Since 2011, Boxwood blight has appeared in nurseries in 10 US States (Connecticut, Massachusetts, Maryland, North Carolina, New York, Ohio, Oregon, Pennsylvania, Rhode Island and Virginia) and three Canadian Provinces (British Columbia, Ontario and Quebec). The blight begins with spots on the leaves and black streaks on twigs. Within a few weeks, the entire shrub becomes an ugly clump of bare dead sticks.
Height: 100-183cm (4-6')
Spread: 100-150cm (4-5')
Exposure: Full Sun
Moisture: Just Moist, Never Dry
Boxwood gets it's name, because its very hard wood was used in ancient Japan and Korea, for making boxes and small containers.

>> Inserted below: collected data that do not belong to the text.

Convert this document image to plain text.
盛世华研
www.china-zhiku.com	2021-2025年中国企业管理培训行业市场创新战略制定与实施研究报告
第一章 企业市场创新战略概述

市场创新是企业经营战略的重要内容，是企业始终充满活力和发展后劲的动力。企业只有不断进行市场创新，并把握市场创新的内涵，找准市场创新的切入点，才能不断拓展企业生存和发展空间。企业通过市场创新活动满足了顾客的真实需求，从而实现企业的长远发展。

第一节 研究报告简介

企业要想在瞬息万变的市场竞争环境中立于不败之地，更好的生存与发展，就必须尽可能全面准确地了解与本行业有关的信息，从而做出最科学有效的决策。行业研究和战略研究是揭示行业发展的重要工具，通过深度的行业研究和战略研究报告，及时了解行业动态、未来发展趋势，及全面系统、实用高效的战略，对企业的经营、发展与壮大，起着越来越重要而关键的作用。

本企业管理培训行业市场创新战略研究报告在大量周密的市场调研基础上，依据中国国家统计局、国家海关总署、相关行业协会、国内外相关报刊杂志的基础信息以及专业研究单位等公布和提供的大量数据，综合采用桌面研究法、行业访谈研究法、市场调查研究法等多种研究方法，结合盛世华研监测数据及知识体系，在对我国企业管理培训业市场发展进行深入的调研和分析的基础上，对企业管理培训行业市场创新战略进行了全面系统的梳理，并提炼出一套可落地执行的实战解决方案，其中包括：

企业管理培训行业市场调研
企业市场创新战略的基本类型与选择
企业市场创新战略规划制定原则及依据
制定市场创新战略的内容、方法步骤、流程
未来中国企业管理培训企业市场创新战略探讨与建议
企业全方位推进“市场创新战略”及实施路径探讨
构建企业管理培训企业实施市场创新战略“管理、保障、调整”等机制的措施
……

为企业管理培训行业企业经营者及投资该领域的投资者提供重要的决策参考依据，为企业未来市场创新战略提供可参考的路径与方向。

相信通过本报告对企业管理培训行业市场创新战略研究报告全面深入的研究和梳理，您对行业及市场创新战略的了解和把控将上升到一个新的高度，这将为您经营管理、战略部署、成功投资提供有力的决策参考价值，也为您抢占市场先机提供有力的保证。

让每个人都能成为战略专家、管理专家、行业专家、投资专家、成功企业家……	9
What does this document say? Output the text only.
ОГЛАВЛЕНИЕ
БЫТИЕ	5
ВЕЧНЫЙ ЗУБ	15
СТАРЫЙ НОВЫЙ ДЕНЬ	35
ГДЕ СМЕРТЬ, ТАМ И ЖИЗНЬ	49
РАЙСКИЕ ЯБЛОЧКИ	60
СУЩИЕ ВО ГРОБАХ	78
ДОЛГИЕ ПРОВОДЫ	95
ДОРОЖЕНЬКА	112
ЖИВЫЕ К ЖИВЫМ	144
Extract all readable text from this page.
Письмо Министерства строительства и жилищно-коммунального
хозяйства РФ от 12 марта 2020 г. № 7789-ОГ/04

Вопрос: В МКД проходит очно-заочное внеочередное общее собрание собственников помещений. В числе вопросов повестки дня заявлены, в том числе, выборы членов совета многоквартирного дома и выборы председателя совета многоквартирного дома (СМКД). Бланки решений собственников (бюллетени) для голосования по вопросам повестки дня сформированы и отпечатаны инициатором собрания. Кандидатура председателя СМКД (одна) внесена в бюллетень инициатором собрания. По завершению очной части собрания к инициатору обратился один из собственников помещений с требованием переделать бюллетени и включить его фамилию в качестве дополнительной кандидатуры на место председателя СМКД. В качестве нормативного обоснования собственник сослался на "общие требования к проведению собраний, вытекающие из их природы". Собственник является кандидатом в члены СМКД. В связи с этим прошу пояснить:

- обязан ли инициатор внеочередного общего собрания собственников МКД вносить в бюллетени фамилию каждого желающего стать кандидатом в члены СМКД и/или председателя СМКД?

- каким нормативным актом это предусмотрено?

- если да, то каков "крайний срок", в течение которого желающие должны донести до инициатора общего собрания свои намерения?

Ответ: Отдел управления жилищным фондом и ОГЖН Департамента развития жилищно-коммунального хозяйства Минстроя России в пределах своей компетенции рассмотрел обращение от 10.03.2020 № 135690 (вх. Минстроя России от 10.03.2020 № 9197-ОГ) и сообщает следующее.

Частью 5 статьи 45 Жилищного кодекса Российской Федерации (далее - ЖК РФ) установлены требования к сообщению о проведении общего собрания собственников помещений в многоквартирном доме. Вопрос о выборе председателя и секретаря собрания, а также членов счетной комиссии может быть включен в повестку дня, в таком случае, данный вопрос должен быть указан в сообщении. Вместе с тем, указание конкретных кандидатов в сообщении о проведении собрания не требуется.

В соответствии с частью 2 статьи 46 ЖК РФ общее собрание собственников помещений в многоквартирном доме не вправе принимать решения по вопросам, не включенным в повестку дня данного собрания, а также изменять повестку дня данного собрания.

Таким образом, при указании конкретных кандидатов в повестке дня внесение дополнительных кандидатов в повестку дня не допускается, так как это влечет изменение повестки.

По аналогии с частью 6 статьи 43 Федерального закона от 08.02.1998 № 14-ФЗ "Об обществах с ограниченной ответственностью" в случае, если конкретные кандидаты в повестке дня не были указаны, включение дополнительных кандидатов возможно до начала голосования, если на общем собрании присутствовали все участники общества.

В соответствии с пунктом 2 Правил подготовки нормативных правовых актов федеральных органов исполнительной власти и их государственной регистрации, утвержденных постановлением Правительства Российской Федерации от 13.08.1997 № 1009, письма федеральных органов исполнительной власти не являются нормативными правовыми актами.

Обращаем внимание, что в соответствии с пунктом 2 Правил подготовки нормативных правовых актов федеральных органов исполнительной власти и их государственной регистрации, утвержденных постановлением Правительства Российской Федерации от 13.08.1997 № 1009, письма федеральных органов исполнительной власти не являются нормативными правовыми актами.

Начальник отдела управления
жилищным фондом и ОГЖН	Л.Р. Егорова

Boxwood is a lovely evergreen shrub for small hedges. It is deer resistant, it retains its dark green foliage in the hottest summer. It shows bronze tinged leaves in our cold fall and winter.
I have been reading a report from the North Carolina University Cooperative Extension, that there are some boxwood varieties that are showing resistance to the blight. They have evaluated 24 Boxwood varieties commonly planted/sold in North America. Fortunately they have discovered, Buxus microphylla japonica 'Green Beauty' is quite tolerant of the blight.
We have a few clients who grow Boxwood. They discovered, that wrapping the shrub in mid-fall, and covering it completely with snow, as soon as possible, does keep it alive,
---- even in our cold zone 2 Saskatchewan!